7 Respostas to “Para salvar a Praça Roosevelt”

  1. Concordo plenamente! Saí de SJCampos, para estar na praça, neste sábado. Assisti a duas peças. JUSTINE e 120 DIAS … , dalí fui pra Casa das Rosas, onde fiquei até às 05h30.
    Fui porque percebo, que não podemos deixar o movimento da praça parar. Fui para ser um a mais na Resistência. Realizei meu objetivo. Estava alí!!! Foi triste ver a porta dos Parlapatões, fechada!

    Estarei sempre que puder na praça, por quê, “busco a arte para me recompor!”

  2. Marcinha Says:

    É necessário resistir, e não se esconder da violência… Infelizmente precisamos de fatos como o de ontem pra tomarmos atitudes.

  3. Lindíssima reflexão sobre o teatro que nos tiram. Não é só a peça, o espetáculo. Esses continuam nos teatros da praça e da cidade, em geral. Mas o usufruto, o tomar conta do espaço, isso está sendo tirado não só pela violência como por leis canhestras, cinzentas, baixadas por governantes que se dizem amantes das artes.
    Bortolotto foi mais uma vítima da violência, da reação ao assalto, da absurda fragilidade com que enfrentamos a horda furiosa.

  4. Maurício Says:

    Oi à todos,
    Fiquei chocado com o que aconteceu. Sim concordo plenamente, precisamos retomar essa cidade. Ela é nossa, com praça Roosevelt e tudo!! A política do medo e do carro blindado é uma bosta.
    Proíbem mesas na praça Roosevelt, mas em Pinheiros vc pode sentar numa mesa até no topo da árvore, no telhado. Em Pinheiros as ruas foram tomadas por barraqueiros e farofeiros de toda espécie, um bairro onde todos os moradores venderam as casas pra bares, pq simplesmente ficou inabitável. Piada…

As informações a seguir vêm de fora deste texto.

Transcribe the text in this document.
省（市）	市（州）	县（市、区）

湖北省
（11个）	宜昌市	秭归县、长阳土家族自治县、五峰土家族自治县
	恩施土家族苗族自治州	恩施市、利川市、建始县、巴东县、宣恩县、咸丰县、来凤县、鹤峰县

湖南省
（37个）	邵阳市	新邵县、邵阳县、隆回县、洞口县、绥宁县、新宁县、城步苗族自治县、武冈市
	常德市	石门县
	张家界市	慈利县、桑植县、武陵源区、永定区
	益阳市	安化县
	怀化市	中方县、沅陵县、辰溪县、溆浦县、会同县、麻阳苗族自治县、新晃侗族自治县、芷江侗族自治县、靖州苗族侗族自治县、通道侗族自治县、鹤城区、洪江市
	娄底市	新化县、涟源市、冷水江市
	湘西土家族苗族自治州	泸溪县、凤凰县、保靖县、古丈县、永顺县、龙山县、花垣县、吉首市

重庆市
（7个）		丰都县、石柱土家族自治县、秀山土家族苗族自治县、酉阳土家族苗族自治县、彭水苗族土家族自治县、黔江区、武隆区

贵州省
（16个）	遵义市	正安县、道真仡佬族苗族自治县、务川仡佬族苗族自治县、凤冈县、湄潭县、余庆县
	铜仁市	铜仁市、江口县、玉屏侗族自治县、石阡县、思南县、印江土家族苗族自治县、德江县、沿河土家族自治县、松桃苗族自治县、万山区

  5. eu acredito que quem deveria ficar engaiolado sao os bandidos que circulam livremente pelas ruas de Sao Paulo, completamente noiados e sem a menor noçao de respeito, limites, etc.. e nao os frequentadores de um dos unicos espaços culturais a ceu aberto e de real acesso a todos…. ( inclusive os noiados supra citados) que vao a pça para se divertir, se carregar culturalmente e realaxar apos ums semana estressante de trabalho arduo, seja em empresas, escolas, ou mesmo com a arte.. esse espaço, nao so deveria ser respeitado e liberado para nos, como deveria ser segurado pelo poder publico que pouco tem feito pela cultura popular desse país.. so se tem segunrança para eventos para as classes mais abastadas.. adorei o post. e vamos lutar.. com unhass, dentes, figurinos, make ups e o que mais nos for disponivel..

  6. Me alegra ver que ainda se luta contra a violência! Me alegra ver que ainda se luta a favor da cultura!

  7. Olá Márcia,
    que bom ler seu texto, ver gente escrevendo com tanta clareza e beleza sobre um processo tão importante… não há melhorias possíveis para qualquer espaço da cidade sem pessoas que tenham a coragem de permanecer olhar de frente para os problemas.
    Torcendo pela recuperação do Mário, e por desdobramentos dessa história que possam só representar mais vida e menos burocracia mesquinha na praça.